Yeah, some professors are just bad educators. For instance, I’ve had two classes with this one guy. He’s a foreign statistician who worked for the blah blah blah great credentials blah. His econometrics class was exactly what you described (which is doubly hilarious, considering), with the guy up at the board fucking around with simple problems, making mistakes and then giving up after having wasted like twenty minutes.
And now I’m in a policy class he’s teaching, and it is equally terrible. It’s to the point that he’s been asking for tips on teaching! Again, the same problem – he’ll sit up at the board tinkering with example numbers for simple problems, making error after error, and then the class ends.

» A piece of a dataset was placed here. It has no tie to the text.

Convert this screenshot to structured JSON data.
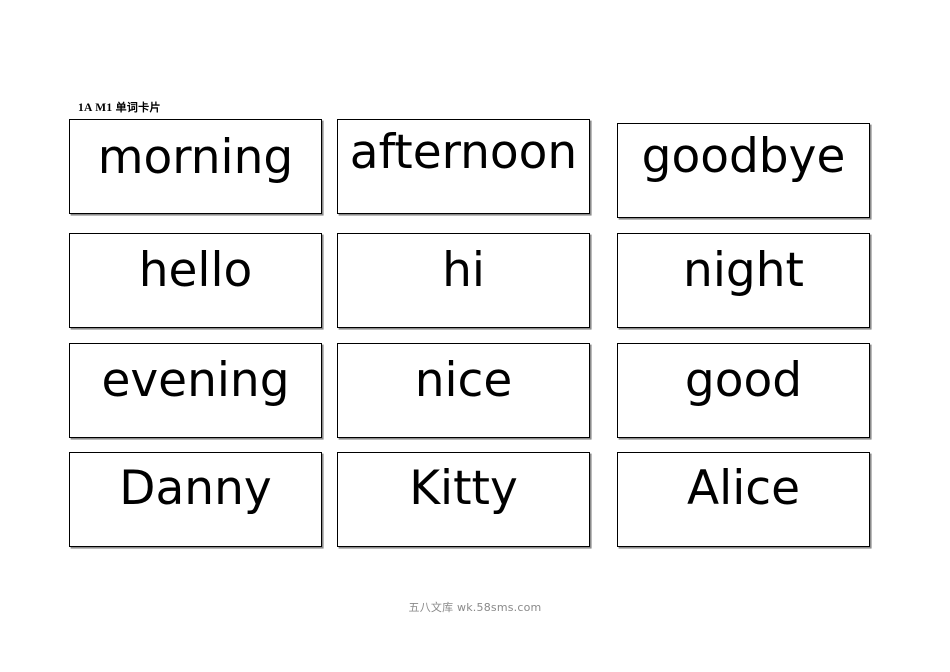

He also isn’t preparing his own material, just using stuff that came with the textbook – so in addition to being foreign (and thus not having been immersed in the intricacies of the American system at an early age), he’s also not doing his homework!
I mean, really, at some point you just want to slap these guys and be like, dude, stop wasting my daylight!
And some professors are great. I had an Intermediate Micro professor (also foreign) who lectured with great gusto and managed much of the class online – including the posting of detailed notes and homework assignments using a program that showed you the solutions and the work required to find them after they were turned in. He did the same thing with tests, which was even better. The best class I’ve ever taken, even though it was hard as shit.
I really think discussion classes suck. I’m not having money hoovered away so that I can sit around and listen to other poorly educated people talk. I’m paying to have an expert in a field aid me in gaining better understanding, be it of Renaissance drama (I dunno why, but I’ve taken four classes on the subject) or Economics or Computer Science.
Discussion can be effective in the right context. In an upper level course, where you have majors, or at least a lot of people who know the subject, they are great. In fact, I’m teaching a course on social and political philosophy right now that is fantastic in this regard. Even so, I spend a good bit of class time directly covering readings and explaining them. So it’s not JUST discussion. I think discussion is best used as a supplement. It allows you to get into some depth that goes beyond just learning what a writer (or a professor) has to say on the subject. Students can often provide very interesting perspectives and examples to help clarify things. Discussions can also let the professor know what parts of the material students aren’t grasping as well. It’s sometimes hard to do that in a lecture because we tend to get the material pretty well. It’s easy to forget that what you take for granted might be completely new to some or all of the class.
These types of classes at my college were mostly relegated to the freshman and sophomore level of basic courses of study. Listening and comprehending have to be learned if you are to learn for yourself. Anyone sitting there writing the lecture down word for word isn’t learning anything. As far as I can tell, no class I’ve ever attended required sitting there re-writing everything that you could have read in the book. I found it useful to jot down notes that may not have been mentioned by the required reading, and use those notes as a guideline for what the teacher taught and expected me to know.
By junior and senior year, you are most likely much more involved in the courses you take, offering feedback and frequently talking in front of groups of people. The organizational guidelines to your thought comprehension and explanation should have been learned during those beginner courses.
There’s no avoiding lectures, because professors have got to tell you things if you’re ever going to get that degree. It’s the note-taking that’s the problem. When I was in college (and people are always surprised to learn that I went to college, for some reason — a few are even surprised to remember I went to college!) I saw students trying to learn with their notebooks instead of their noggins, and learning without a noggin, trust me, it doesn’t work so well.